Each day, Inc.'s reporters scour the Web for the most important and interesting news to entrepreneurs. Here's what we found today:
The social network flexes its legal muscle. Now they're just being greedy. After suing Teachbook.com for using the word "book" in their company name, Facebook is trying to trademark the word "face," as well. According to TechCrunch, any business starting with the word "face" could be at risk. It gets better. Not long ago, Aaron Greenspan, one of Mark Zuckerberg's former Harvard classmates, claimed he had helped Zuckerberg create Facebook. Though the case was settled last year, Greenspan's back for round two. It turns out, his company, Think Computer, runs a mobile payment app called FaceCash. Rather than admitting defeat to Zuck once more, Greenspan asked the Trademark Office for a time extension to oppose it.
Don't sleep on this new employee perk. Long week? Wish you could crawl under your desk and take a nap? If only you worked for Jawa, the Arizona-based tech company that BusinessWeek reports is leading the small business nap time revolution. We're used to companies like Nike and Google having exemplary employee perks, so it should come as no surprise that both of them offer staffers "quiet rooms" or napping pods for catching a mid-day snooze. But BusinessWeek says the trend may be gaining more wide-spread momentum, as employers realize that sleep is a vital part of employee health. Need other ideas for office luxuries? Check out our favorite employee perks.
The value of your "About Us" page. Many small businesses and start-ups use the Web to try and hide their size, but they shouldn't. In a post on ReadWriteWeb, Audrey Watters contends that while many businesses fill their site's "About Us" page with the what and the why of their work, they often, intentionally or not, neglect the who. It's good to have a brief bio with your team's educational and business background but this is also your chance to tell an interesting story about yourself. For example, "I am intrigued that Infochimps' COO once operated a tugboat. And I like knowing that Learnboost's developer can be tracked down via his Foursquare check-ins," Watters writes. Read Jason Fried's take on why so much business writing is so terrible.

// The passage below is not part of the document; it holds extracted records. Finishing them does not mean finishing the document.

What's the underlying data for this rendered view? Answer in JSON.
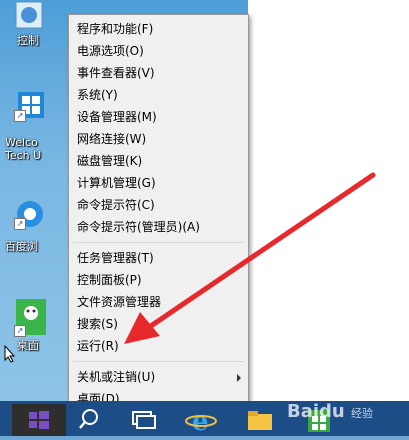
{
  "desktop": {
    "icons": [
      {
        "label": "控制",
        "icon": "control-panel-icon"
      },
      {
        "label": "Welco\nTech U",
        "icon": "welcome-windows-icon"
      },
      {
        "label": "百度浏",
        "icon": "baidu-browser-icon"
      },
      {
        "label": "桌面",
        "icon": "desktop-app-icon"
      }
    ]
  },
  "context_menu": {
    "items": [
      "程序和功能(F)",
      "电源选项(O)",
      "事件查看器(V)",
      "系统(Y)",
      "设备管理器(M)",
      "网络连接(W)",
      "磁盘管理(K)",
      "计算机管理(G)",
      "命令提示符(C)",
      "命令提示符(管理员)(A)",
      "任务管理器(T)",
      "控制面板(P)",
      "文件资源管理器",
      "搜索(S)",
      "运行(R)",
      "关机或注销(U)",
      "桌面(D)"
    ]
  },
  "taskbar": {
    "icons": [
      "windows-start-icon",
      "search-icon",
      "task-view-icon",
      "internet-explorer-icon",
      "file-explorer-icon",
      "store-icon"
    ]
  },
  "watermark": {
    "brand": "Baidu",
    "sub": "经验"
  },
  "colors": {
    "annotation_arrow": "#e8292b",
    "menu_bg": "#f0f0f0",
    "taskbar": "#1d4d87"
  }
}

Dental chains to get a cash filling. Erase from your mind the idea of the mom-and-pop dental shop. Instead, private-equity firms could be the new owners of your local dentist office, according to the New York Post. The paper is reporting that PE firms could win the auctions for the Aspen Dental and Kool Smiles chains, and that bids could exceed $500 million. "[P]rivate equity firms like dental offices because they sell for low valuations and one can borrow a fair amount of money against them because of reliable cash flow," the paper writes.
Entrepreneurship competitions: friend or foe? Following the precedent set by companies like Netflix, a number of global corporations have also now opened doors to business ideas from outside companies. Business Week reports that GE, PepsiCo, and Cisco systems have all launched entrepreneurship competitions that offer big cash prizes or partnership opportunities. While such competitions could open promising avenues for businesses, some remain wary of giving too much information away to large corporations. "A lot of people's hair stands on end inside of these big companies because they immediately think of intellectual property leakage," says Marthin De Beer, overseer of Cisco's competition. "It's a different way of thinking about innovation: closed, locked down behind corporate walls, vs. 'Let's open it up to anyone with a great idea." Still, getting GE to invest millions of dollars in your idea can be awfully hard to pass up.
Blockbuster's planned bankruptcy. The age of digital downloads and door-delivered DVDs hasn't been kind to the one-time video-rental king. Although it's not official, Blockbuster has been meeting with major movie studios to discuss their intention to enter a "pre-planned" bankruptcy next month, the Los Angeles Times reports. Part of the plan: use Chapter 11 to restructure $1 billion in debt and get out of 500 store leases around the country.
Building a summer transit monopoly. Back in 1974, Jim Davidson launched a little van service between Long Island's vacation hamlets. With bike carts hitched on back, they were dubbed "jitneys," from the old-fashioned British word for small vehicle, The Wall Street Journal reports. Since, the Hamptons Jitney bus company has been juggled through the Davidson-Lynch familyand has become a summer staple for New York weekenders, who have come to expect not just a smooth ride to their Hampton share, but also snacks, newspapers, beverages, and WiFi. Speaking of WiFi on the road, Ford is jumping on board, using WiFi transmitters to add customized entertainment and communications features to its Lincolns and Edge.